Crítica: Cálculo Mortal (2002)

 
ULTIMAMENTE TENHO APRENDIDO ALGUMAS COISAS NOVAS SOBRE CINEMA. Esse aprendizado trata de uma nova forma de enxergar os filmes e a maneira de escrever sobre cada um deles. Tive uma discussão recente onde foi colocado o polêmico tema de quem é mais importante: se é a direção ou se é o roteiro. Quem acompanha o Cinema de Buteco há mais tempo sabe muito bem a minha preferência e foi com grande pesar que tive que aceitar que a minha opinião (talvez) seja um pouco equivocada. De qualquer maneira, a verdade é que tirei uma lição importante disso. Afinal de contas, existem roteiros ruins ou formas ruins de se contar uma história? 
 
Cálculo Mortal, produção norte-americana de 2002, é um desses thrillers que te prendem a atenção facilmente na primeira impressão. Mas no calor da empolgação, é muito fácil deixar de perceber detalhes que depõem contra a qualidade da história. Longe de querer tirar a culpa do roteiro de Tony Gayton (agora serei um defensor da classe e concentrarei minhas críticas amargas para o trabalho dos “caras mais importantes na hora de se fazer um filme”, ou seja, os diretores), que escreveu cenas de romance bregas e sem muito compromisso com a realidade (Sandra Bullock ataca o relutante parceiro interpretado por Ben Chaplin, que primeiro se mostra em dúvida, mas logo depois resolve atacar a miss simpatia), mas o grande problema do filme está na forma como foi conduzido pelo diretor Barbet Schroeder. Ele não soube tornar a história melhor do que estava no papel e o resultado é medíocre. 
 
Óbvio que como entretenimento de suspense, a produção funciona. Geralmente as pessoas querem assistir filmes pretensiosos que tentam transmitir mais inteligência e charme do que de fato possuem. Bem ao contrário de Paranoia, estrelado por Shia LaBeouf, que é uma versão sem vampiros de A Hora do Espanto e que não tenta iludir o espectador. Além do velho jogo de detetive feminina precisa investigar um crime cometido por dois adolescentes espertinhos, a combinação do carisma de Bullock e da presença de Michael Pitt e Ryan Gosling funciona para colocar o filme como uma boa opção de diversão para uma noite chuvosa. Claro que você precisa estar acompanhado para tornar a experiência ainda mais gratificante, né?
 
De qualquer maneira, o motivo real de Cálculo Mortal ter aparecido aqui nas páginas do Cinema de Buteco, é que esse é o primeiro filme que me vem na cabeça quando lembro de uma pessoa. Na época, pensava que era apenas pela comparação feita entre a minha personalidade e o personagem de Pitt: “Você é como aquele menino loirinho bonitinho de Cálculo Mortal, sabe?

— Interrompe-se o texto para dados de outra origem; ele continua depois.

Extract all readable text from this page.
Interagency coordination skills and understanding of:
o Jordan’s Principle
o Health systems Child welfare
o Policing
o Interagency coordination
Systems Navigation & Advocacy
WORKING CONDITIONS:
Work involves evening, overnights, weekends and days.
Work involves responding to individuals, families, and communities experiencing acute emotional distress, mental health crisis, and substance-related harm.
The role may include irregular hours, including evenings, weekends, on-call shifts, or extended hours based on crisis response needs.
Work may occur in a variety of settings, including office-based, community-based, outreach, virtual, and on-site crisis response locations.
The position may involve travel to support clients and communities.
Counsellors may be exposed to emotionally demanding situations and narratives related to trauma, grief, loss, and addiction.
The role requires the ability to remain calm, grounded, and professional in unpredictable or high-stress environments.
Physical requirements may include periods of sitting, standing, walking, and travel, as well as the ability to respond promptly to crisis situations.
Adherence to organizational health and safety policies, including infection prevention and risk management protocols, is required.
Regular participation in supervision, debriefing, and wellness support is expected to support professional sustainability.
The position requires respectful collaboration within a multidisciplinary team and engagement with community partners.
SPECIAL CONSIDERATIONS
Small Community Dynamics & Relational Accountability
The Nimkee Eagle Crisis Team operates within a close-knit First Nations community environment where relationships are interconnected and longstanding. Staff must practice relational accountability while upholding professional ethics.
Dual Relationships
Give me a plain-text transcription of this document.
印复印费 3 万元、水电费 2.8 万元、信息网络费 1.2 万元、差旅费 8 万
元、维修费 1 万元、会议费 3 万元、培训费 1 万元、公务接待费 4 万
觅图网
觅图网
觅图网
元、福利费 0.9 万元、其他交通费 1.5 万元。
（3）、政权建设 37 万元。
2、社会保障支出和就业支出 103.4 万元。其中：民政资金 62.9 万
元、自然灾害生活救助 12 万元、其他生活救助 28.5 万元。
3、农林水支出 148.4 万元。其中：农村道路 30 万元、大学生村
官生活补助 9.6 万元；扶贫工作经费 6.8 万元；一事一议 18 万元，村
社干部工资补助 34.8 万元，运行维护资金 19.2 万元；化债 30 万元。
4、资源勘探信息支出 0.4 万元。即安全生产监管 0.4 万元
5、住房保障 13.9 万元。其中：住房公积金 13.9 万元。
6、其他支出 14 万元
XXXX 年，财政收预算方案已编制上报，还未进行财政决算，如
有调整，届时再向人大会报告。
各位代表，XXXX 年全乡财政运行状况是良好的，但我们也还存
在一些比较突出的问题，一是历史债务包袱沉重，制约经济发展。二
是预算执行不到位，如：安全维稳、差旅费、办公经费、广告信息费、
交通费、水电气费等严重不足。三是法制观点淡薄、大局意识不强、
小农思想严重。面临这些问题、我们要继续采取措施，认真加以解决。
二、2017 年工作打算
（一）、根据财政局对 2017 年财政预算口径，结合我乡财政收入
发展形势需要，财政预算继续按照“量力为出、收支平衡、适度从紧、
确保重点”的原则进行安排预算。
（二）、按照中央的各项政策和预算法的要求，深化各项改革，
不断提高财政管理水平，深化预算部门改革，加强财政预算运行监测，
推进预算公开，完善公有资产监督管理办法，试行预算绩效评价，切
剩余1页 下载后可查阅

Ele era muito estranho, assim como você, e eu realmente gosto de pessoas estranhas…”. Mas depois de assistir o filme novamente, percebi detalhes interessantes na construção da personagem de Bullock. 
 
Depois de passar por um forte drama pessoal (o que é clichê e mal feito, diga-se de passagem), ela passa a viver com a ambiguidade de ser uma mulher durona e ter que encaixar a sua feminilidade “selvagem” naquilo que tenta ser. Cassie (Bullock) é apresentada como uma hiena, a forma pejorativa que seus colegas inventaram para chamá-la de machona. Ela é sim muito masculina em seus gestos e atitudes, assim como na forma em que tenta levar o parceiro (Chaplin) para a cama. 
 
Aquela “grosseria” pode ser quase considerada como a ausência da feminilidade de Cassie, todo o escudo que ela levanta depois de conseguir o que queria é só o jeito dela se “proteger” do que pode dar errado ou não. Provavelmente essa pessoa que me comparou com o Pitt, deve ter se enxergado muito nas atitudes de Cassie, que no fim das contas, é uma personagem interessante, mas que por algum motivo inexplicado passa a desconfiar que dois estudantes eram os responsáveis pelo assassinato que conduz a trama.
 

Cálculo Mortal não chega a se perder, mas fica bem próximo disso depois de tantas reviravoltas na etapa final. Destaque para o franzino personagem interpretado por Gosling, que na época ainda era apenas um garoto tentando mostrar serviço para os executivos da indústria. Pitt, o menino estranho que serviu como pretexto para ser utilizado numa “cantada”, também merece a atenção, mesmo com toda a frieza e apatia de seu personagem, que hora nenhuma nos convence de que está falando a verdade. Talvez ele seja exatamente um elemento de atração para essa minha amiga, pois se era a estranheza dele que a deixava curiosa ao meu respeito, era a frieza e apatia dele, que o tornou tão atraente para ela mesma. Aquela velha história de que o cinema é nada mais que uma forma de enxergar nossos próprios reflexos.